Sunday, October 16, 2011

Standards: Friend or Foe?

Nikita and I were at a book store last night checking out the Psychology and Self-Help books (we know we’re nerds), and came across a book on dating. Its title included some words about how to get any guy you wanted, so of course we opened it up and started reading. I don’t believe you can get any man you want, just ask any girl whose guy broke up with them, but the book did make some valid points. One such point was about how your standards can be your main crippler in your dating life.
Your dating standards are those make it or break it features when it comes to potential suitors. It’s a checklist of what you’re looking for that makes men easily categorical.
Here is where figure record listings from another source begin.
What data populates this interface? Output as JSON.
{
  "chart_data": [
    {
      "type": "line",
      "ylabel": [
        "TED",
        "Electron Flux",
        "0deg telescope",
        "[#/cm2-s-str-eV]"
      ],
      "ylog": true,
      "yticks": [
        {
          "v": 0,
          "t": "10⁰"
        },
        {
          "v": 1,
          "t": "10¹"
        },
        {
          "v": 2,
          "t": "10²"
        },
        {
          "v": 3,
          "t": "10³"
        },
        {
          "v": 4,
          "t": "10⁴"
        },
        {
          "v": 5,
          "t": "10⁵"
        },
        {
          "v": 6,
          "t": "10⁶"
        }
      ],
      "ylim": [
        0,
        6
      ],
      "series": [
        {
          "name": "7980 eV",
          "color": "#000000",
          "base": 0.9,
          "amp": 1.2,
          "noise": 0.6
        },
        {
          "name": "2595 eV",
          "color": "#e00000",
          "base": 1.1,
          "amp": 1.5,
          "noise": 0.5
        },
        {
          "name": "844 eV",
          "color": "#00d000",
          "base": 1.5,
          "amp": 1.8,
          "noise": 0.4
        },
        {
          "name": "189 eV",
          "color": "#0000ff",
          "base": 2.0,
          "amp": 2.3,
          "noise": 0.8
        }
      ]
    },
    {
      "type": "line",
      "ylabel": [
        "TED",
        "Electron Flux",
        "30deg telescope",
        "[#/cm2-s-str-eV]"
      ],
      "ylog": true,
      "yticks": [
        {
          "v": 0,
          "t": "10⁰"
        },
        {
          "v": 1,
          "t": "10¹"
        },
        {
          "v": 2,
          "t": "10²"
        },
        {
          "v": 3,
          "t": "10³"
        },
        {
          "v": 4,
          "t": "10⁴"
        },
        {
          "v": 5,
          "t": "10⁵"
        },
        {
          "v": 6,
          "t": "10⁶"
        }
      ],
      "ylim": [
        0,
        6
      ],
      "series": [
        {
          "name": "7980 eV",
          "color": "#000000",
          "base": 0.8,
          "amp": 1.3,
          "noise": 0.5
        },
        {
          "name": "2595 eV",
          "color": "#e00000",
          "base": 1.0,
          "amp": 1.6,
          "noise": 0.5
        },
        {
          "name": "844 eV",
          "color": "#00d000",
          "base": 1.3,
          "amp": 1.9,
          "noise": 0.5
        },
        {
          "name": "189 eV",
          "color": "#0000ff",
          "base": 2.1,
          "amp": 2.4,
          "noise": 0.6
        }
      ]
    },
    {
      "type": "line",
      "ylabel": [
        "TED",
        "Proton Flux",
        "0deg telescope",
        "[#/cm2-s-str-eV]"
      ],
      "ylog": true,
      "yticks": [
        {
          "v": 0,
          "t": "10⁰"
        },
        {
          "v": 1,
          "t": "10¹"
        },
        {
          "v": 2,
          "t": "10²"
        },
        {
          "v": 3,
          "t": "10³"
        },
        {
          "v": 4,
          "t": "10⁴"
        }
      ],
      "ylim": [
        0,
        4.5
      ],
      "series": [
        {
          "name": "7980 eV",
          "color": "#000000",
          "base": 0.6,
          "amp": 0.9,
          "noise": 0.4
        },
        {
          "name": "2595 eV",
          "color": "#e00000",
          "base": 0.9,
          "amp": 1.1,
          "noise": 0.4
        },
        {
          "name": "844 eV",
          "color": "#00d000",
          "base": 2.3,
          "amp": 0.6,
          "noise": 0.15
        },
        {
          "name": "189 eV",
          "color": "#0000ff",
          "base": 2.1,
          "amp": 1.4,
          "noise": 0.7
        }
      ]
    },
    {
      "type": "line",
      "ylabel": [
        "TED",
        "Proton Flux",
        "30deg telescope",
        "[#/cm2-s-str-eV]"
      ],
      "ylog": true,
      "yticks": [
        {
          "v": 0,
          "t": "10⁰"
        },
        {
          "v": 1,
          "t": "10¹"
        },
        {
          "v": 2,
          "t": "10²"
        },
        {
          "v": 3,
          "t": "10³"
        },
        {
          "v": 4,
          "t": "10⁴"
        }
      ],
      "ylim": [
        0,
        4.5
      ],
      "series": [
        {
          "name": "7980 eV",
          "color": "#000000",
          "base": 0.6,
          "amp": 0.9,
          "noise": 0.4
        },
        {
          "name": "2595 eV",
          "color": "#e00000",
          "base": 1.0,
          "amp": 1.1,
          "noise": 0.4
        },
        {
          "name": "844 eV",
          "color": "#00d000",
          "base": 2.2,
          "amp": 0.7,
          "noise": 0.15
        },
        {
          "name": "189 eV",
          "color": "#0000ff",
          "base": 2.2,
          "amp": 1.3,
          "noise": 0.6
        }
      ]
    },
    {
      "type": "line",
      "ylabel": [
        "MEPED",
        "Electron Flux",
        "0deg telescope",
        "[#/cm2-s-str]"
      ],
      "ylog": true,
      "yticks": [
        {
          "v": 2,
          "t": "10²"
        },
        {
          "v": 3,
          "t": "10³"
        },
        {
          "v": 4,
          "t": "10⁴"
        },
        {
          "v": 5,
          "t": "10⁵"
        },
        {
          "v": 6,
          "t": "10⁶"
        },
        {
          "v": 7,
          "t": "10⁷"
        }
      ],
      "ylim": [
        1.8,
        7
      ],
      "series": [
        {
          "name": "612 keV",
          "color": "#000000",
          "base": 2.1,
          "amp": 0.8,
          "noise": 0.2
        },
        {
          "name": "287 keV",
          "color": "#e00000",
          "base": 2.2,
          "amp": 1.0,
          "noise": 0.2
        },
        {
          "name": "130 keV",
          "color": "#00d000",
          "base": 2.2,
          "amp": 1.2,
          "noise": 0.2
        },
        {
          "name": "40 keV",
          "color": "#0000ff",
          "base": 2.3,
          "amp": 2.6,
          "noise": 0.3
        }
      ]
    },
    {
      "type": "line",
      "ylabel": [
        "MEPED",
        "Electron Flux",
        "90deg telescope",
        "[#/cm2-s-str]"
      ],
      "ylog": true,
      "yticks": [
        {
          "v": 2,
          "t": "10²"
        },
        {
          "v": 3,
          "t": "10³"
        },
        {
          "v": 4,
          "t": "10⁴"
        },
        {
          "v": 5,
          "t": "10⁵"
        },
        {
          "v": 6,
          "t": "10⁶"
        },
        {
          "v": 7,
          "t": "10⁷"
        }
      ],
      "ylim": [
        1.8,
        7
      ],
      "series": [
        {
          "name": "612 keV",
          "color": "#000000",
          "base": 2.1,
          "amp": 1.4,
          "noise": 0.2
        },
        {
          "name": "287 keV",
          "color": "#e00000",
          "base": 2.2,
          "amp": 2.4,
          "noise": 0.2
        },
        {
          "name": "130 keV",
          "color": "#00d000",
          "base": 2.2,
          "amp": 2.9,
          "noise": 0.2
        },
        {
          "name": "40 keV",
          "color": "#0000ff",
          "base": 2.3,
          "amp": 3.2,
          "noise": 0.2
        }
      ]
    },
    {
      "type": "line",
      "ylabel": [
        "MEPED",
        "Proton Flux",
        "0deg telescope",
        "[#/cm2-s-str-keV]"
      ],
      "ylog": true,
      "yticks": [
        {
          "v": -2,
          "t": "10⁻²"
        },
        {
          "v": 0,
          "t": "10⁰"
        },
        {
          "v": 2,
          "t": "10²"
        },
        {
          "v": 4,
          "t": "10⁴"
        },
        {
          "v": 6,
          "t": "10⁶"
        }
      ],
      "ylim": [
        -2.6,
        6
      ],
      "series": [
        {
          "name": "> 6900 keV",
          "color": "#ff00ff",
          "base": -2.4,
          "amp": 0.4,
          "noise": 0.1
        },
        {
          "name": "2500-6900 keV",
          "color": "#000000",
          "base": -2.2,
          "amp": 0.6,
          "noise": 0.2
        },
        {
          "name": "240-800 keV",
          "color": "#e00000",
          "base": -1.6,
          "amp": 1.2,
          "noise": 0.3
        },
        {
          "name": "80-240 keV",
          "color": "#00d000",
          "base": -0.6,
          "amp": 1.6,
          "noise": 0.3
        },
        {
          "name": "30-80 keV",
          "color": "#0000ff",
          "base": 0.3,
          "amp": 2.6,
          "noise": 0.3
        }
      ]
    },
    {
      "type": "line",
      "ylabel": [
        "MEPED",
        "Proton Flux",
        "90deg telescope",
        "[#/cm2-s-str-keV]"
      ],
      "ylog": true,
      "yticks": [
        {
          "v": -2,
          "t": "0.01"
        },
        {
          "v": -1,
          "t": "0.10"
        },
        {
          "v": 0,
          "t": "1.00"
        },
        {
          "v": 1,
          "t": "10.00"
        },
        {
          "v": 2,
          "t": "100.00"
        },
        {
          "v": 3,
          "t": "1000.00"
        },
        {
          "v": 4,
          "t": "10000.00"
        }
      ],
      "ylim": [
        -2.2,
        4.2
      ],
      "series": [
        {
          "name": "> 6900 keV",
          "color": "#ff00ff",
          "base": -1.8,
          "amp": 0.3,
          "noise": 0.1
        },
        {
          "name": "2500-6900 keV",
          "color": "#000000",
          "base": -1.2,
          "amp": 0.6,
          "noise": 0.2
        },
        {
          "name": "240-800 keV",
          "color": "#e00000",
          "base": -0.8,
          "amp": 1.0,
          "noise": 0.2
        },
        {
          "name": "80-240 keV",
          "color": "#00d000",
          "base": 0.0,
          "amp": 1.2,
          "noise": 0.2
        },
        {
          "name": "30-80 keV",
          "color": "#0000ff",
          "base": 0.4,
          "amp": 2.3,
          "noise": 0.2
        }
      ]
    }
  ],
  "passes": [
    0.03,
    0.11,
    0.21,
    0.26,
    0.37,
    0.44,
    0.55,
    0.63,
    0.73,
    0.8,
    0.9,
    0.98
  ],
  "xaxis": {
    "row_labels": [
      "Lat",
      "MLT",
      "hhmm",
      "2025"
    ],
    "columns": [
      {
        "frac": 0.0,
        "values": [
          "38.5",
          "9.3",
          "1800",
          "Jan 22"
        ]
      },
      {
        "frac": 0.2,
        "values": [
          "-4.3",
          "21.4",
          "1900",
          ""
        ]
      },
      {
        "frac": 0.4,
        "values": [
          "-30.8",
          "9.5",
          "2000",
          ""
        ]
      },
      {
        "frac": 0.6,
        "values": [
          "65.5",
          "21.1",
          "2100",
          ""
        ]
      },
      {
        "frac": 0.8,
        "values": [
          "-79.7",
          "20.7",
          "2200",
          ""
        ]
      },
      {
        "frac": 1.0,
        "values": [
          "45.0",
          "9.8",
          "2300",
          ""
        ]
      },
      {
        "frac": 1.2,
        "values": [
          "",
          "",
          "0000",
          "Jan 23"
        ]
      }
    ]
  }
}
My list looks a little something like this:
Age range: 27-35
Must be single and unattached, never married preferred
College educated preferred
Must have nice teeth
Does not have children
Must be Christian
Does not abuse drugs or alcohol
Does not have a history of physically, psychologically, or sexually abusing his girlfriends
Must have a job and be financially secure

I could, and do, go on and on, but the purpose of this blog isn’t to tell you what I’m looking for. The purpose of this blog is to challenge you to be honest with yourself. Are you being realistic with your standards? The book Nikita and I read said to make your list then throw it away. I disagree with that, but I’ll amend what they said to: Make your list and prioritize it.
What are you willing to compromise on and what are your absolute must haves on your list? I’m not going to get involved with a 70 year old Buddhist because it goes against my beliefs, and just…eww. But, how crazy would it be of me to finally meet a nice guy who I have great chemistry with and reject him just for the simple fact that he’s 40? Or has 1 rogue tooth?
If a shallow, superficial quality makes you not want to be with a guy, then by all means, don’t do anything you don’t want to do, but don’t use it as an excuse. If you’re rigid with your list you run the risk the danger of letting Mr. Right slip right through your fingers. Most of the items on my list are things I’m not willing to compromise on, but if a great guy I meet is divorced, then oh well, who cares. We all make mistakes.
Be open to the potential all men have to offer - it doesn’t matter what package the potential comes in. As we've preached from day one: judge a man on his actions. If a guy makes you laugh, feel good about yourself, and is fun to be around, don't discard him just because he doesn't meet your idea of what you think a man worthy of dating you should be.